DC-SIGN/CD209 is an animal "C-lectin", a large and diverse family of proteins found in both prokaryotes and eukaryotes most of which are functional lectins, meaning they bind carbohydrate ligands, and whose ligand-binding affinity requires calcium (hence "C-lectin"). Among the animal C-lectins, a subfamily known as the ASGR (asialoglycoprotein receptors) group contains several sub-sub-families, many of which are important to innate immunity.

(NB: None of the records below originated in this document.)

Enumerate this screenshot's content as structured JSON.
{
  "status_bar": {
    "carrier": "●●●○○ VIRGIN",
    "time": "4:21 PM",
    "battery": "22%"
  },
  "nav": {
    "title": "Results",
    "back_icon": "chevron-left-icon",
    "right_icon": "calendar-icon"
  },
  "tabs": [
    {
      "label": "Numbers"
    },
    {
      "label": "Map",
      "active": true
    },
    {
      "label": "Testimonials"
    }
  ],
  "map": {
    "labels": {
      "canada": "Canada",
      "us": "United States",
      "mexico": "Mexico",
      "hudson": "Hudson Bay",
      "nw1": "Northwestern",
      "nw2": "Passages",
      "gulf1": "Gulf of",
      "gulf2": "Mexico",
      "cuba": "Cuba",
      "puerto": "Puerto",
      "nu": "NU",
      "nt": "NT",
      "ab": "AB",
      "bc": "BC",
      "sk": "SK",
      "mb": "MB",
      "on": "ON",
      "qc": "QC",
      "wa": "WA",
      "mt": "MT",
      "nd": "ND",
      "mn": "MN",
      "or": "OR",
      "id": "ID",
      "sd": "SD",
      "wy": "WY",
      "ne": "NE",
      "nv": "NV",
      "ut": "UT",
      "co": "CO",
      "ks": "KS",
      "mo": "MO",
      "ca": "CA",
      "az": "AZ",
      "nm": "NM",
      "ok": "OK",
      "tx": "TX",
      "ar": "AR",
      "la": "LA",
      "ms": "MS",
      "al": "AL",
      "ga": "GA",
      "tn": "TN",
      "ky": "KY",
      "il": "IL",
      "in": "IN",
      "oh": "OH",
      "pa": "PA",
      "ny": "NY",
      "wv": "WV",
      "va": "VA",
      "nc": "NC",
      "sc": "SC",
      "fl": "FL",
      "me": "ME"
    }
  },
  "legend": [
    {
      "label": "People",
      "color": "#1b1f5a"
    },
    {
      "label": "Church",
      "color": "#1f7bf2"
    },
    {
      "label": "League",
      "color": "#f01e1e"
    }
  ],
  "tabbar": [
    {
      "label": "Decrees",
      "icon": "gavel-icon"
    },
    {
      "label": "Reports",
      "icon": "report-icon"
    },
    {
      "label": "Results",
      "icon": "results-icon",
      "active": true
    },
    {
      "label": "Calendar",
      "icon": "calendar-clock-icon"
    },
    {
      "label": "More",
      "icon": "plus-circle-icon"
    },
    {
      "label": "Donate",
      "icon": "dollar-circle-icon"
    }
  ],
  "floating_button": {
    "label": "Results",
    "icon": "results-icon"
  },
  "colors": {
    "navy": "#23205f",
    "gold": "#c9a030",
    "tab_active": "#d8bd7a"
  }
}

A cluster of genes in both humans and mice contains three related members of the "DC Receptor" class, so named because of their homology to DC-SIGN. Of these, CD23 is, however, not expressed on dendritic cells but is a characteristic surface molecule of B lymphocytes, and LSectin (CLEC4G) is expressed on the sinusoidal endothelium of the liver. The third gene group consists of multiple paralogues of CD209. Thus, both primates and mice have multiple paralogues of CD209 more closely related to each other within the species than to their orthologous counterparts in the other species. Higher primates have at least three DC-SIGN genes, DC-SIGN, DC-SIGNL1 (also known as DC-SIGNR or L-SIGN) and DC-SIGNL2, although not all three are present in every species; DC-SIGNL2 has not been detected in humans. Eight paralogous of DC-SIGN have been reported in the laboratory mouse strain C57BL/6; these go by the names DC-SIGN, DC-SIGNR2...DC-SIGNR8. DC-SIGNR6 is a pseudogene. The genes labeled "DC-SIGN" in the human and mouse are thus not unique orthologues, although they resemble each other functionally and by being expressed on dendritic cells. Other members of the mouse CD209 gene group are differentially expressed on different cell types. For example, DC-SIGNR1 is expressed largely on macrophages in the marginal zones of the spleen and in the medulla of lymph nodes.